The Company filed a lawsuit against Maureen Storch ("Storch"), Katherine Li ("Li"), Cherry Wang ("Wang") and Global Nexus, Inc., a California Corporation ("Global"), (collectively the four defendants referred to as "Defendants") in the Superior Court of the State of California, County of Los Angeles on February 23, 2006. The claims by the Company against Storch, Li, Wang and Global arose out of certain activities undertaken by them as consultants or employees of the Company. The Company alleges, among other things, that Defendants failed to fulfill their contractual obligations and breached their fiduciary duties to the Company for a number of reasons, including by breach of contract, interference with contract, interference with prospective economic advantage, unfair competition and misappropriation of trade secrets. The Company seeks compensatory damages and injunctive relief.

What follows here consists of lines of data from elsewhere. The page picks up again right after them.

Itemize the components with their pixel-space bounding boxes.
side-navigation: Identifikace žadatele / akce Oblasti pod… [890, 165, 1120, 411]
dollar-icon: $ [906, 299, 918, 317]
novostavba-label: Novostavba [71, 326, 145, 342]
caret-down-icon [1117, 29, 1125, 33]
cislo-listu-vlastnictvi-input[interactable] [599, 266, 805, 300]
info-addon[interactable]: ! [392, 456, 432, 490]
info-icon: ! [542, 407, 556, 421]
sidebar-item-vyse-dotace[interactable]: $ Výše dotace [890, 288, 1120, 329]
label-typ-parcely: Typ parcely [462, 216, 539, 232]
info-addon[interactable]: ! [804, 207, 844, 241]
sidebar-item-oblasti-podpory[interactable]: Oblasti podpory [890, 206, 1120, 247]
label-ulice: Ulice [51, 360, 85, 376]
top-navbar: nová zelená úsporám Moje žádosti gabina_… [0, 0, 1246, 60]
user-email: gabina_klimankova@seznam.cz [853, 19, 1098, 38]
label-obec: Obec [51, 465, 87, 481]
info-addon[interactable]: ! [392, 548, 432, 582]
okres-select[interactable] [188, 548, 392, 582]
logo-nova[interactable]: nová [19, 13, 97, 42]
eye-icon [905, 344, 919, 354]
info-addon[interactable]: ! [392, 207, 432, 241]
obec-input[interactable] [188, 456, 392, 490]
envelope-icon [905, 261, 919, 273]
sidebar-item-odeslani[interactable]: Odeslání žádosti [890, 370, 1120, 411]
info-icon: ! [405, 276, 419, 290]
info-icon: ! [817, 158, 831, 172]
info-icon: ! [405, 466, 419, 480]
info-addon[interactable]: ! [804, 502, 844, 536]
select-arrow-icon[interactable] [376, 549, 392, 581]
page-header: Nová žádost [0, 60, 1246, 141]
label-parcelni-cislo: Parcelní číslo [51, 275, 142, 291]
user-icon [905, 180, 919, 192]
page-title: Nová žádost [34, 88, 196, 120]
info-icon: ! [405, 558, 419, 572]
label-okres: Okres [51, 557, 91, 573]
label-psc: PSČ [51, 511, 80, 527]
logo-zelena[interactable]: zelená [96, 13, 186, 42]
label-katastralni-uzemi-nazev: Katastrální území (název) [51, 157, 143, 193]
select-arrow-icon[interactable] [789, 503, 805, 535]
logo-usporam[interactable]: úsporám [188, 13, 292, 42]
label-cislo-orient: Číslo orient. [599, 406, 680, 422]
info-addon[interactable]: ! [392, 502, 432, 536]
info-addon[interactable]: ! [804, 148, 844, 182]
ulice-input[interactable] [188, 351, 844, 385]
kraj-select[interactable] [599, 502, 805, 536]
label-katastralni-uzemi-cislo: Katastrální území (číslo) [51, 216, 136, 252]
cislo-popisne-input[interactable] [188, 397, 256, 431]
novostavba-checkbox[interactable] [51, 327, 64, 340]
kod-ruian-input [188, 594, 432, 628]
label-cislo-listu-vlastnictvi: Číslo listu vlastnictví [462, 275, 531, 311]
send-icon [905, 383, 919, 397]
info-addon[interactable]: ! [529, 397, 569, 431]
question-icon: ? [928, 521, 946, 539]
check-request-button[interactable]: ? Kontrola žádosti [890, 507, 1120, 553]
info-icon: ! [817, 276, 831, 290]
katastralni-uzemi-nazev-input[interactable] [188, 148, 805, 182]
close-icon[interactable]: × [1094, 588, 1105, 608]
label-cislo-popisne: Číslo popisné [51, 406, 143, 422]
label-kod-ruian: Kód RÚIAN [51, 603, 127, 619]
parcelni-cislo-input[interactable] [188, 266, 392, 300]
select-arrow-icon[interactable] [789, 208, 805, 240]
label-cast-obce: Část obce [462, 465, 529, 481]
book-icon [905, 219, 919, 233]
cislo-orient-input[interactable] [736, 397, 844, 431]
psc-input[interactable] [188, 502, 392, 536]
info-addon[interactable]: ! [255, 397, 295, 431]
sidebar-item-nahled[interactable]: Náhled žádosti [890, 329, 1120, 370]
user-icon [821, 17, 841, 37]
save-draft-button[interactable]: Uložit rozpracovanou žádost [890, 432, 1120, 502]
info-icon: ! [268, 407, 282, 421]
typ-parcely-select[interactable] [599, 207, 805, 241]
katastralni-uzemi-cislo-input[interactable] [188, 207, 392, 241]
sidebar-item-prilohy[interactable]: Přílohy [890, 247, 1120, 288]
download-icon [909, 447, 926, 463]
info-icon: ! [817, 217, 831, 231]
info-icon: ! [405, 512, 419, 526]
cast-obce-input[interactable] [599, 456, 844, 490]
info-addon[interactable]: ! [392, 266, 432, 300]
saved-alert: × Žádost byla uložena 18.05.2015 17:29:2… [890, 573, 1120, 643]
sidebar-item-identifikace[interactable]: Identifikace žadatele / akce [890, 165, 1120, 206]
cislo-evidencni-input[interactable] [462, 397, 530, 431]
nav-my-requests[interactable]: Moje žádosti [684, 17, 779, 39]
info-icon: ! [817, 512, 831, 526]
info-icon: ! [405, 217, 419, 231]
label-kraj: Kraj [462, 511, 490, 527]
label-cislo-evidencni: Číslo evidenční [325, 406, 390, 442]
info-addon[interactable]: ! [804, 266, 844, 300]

Mediation was conducted per court order on August 15, 2006. As a result, a global settlement was reached on the same date. In essence, the defendant, Global, agreed to pay certain dollar amount per booth sold until the settlement total amount is reached. If Global fails to pay amounts earned by the Company, Maureen Storch and Katherine Li will be personally liable for such payment. Pursuant to the Settlement Agreement, the entire action (complaint and cross-complaint) was dismissed with prejudice on September 25, 2006.



NONE

ASAP SHOW, INC.

NOTES TO FINANCIAL STATEMENTS
MAY 31, 2007 AND 2006

NOTE 10 - BUSINESS SEGMENTS

Reportable business segments as of and for the year ended May 31, 2007 and May 31, 2006 were as follows:


--------------------------------------------------------------------------------
                                                      2007            2006
                                                  -----------     -----------

Revenues:
    Transaction sales                             $   282,814     $   304,414
    Trade shows                                     1,282,801       1,372,748
    Buying trips                                       37,958         316,009
                                                  -----------     -----------
                                                  $ 1,603,573     $ 1,993,171
                                                  ===========     ===========
Income (loss) from operations:
    Transaction sales                             $    31,963     $    41,337
    Trade shows                                      (542,539)       (640,173)
    Buying trips                                       20,090         191,113
    Corporate                                              --        (194,397)
                                                  -----------     -----------
                                                  $  (490,486)    $  (602,120)
                                                  ===========     ===========
Identifiable assets:
    Transaction sales                             $        --     $        --
    Trade shows                                        
98,230          98,230
    Buying trips                                        10,480          10,480
                                                  -----------     -----------
                                                  $   108,710     $   108,710
                                                  ===========     ===========


Net sales as reflected above consist of sales to unaffiliated customers only as there were no significant intersegment sales during the years ended May 31, 2007 and May 31, 2006. There were no significant capital expenditures during fiscal 2007 or 2006.

There was no significant concentration on net segment sales for the year ended May 31, 2007 and May 31, 2006.

Trade Show revenue relates to the Company's Las Vegas, Nevada, and China show.